Marco Neppes Kopfballkünste

Marco Neppes Kopfballkünste

Mit seinem Flugkopfball gegen den SV Wehen überrascht der WSV-Spieler sogar die mitgereisten Fans.

Wuppertal. Wie viele Kopfballtreffer Horst Hrubesch in seiner Laufbahn erzielt hat, wird der "Lange" auf Anhieb wohl kaum sagen können. Marco Neppe, dem bei einer Größe von 1,74 Meter nicht gerade der Ruf eines Kopfballungeheuers anhaftet, muss dagegen nicht lange überlegen. "So viele sind es schließlich nicht. Drei sind mir für Eintracht Frankfurt gelungen, und das vierte jetzt in Wiesbaden", sagt der 23-Jährige, der sich unter Trainer Uwe Fuchs zur festen Größe im Team des WSV entwickelt hat. Beim 3:2-Erfolg gegen Wehen Wiesbaden übernahm Neppe wieder die Rolle als rechter Außenverteidiger, nachdem er in den Spielen zuvor die rechte Mittelfeldseite beackert hatte. Die defensivere Rolle hinderte ihn aber nicht daran, im richtigen Moment auf Attacke umzuschalten. "Als ich gemerkt habe, dass der Marvin Braun auf der Seite durchkommt, bin ich nach vorne gegangen. In einem solchen Moment denkt man nicht daran, dass man rechter Verteidiger ist", schildert Neppe die Situation, die zum 3:1 führte. Wehens Keeper Birkenbach wehrte die Schussflanke von Braun mit den Fäusten ab und gab damit Marco Neppe die unfreiwillige Vorlage für einen herrlichen Flugkopfball aus vollem Lauf unter die Latte.

Der Treffer war symptomatisch für die Entschlossenheit des WSV nach der Pause. Nach den Führungstreffern zum 1:0 und 2:1 hatte der WSV konzentriert nachgesetzt, Wehen gar nicht mehr richtig ins Spiel kommen lassen. "Dass war nicht vorher als Plan ausgeben worden, das hat sich aus dem Spiel ergeben. Wir wollten alle mehr, wir wollten drei Punkte. Und das hat den Ausschlag gegeben", sagt Marco Neppe, für den die Partie in der hessischen Landeshauptstadt fast ein Heimspiel war. "Meine Familie und meine Freunde waren im Stadion, da hat es mich natürlich besonders gefreut, dass mir ein solches Tor gelungen ist." Einen Abstecher zum Wiesbadener Weinfest unternahm der frühere Jugendspieler von Eintracht Frankfurt allerdings nicht. "Nein, ich bin mit dem Mannschaftsbus zurück nach Wuppertal gefahren. Die Stimmung war natürlich richtig gut. Alle waren froh, weil wir wussten, dass es an der Zeit gewesen ist, endlich den Dreier zu holen."

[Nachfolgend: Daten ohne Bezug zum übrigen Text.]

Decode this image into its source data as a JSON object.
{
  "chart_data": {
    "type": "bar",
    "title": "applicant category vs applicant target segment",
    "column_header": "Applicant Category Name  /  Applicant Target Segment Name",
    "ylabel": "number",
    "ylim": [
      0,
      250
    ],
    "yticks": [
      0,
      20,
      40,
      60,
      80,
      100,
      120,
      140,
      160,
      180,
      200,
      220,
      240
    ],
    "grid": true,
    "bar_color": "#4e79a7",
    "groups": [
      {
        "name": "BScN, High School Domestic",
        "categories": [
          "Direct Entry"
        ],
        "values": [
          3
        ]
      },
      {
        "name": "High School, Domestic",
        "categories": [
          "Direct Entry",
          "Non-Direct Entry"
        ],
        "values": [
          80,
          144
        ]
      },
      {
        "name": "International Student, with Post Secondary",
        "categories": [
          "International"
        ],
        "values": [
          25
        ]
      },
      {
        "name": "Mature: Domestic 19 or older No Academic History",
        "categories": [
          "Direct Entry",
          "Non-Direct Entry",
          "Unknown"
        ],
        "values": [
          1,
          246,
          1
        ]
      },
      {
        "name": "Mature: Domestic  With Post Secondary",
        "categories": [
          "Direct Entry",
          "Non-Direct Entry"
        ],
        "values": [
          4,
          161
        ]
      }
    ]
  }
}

In Euphorie hat Marco Neppe sein gutes Spiel gegen Wehen nicht versetzt. "Unser Saisonziel ist der Klassenerhalt, da denke ich von Spiel zu Spiel." Wobei der nächste Spieltag wieder eine ganz harte Nuss bereithält. Im Stadion am Zoo bekommen es Neppe und Co. am Samstag (Anstoß, 14 Uhr) mit dem SV Sandhausen zu tun, der als einer der spielstärksten Vereine der 3.Liga gilt. Für Marco Neppe dürfte ein Platz auf der rechten Seite reserviert sein. "Ich bin froh, dass ich auf zwei Positionen spielen kann. Auf welcher am Samstag, muss der Trainer entscheiden."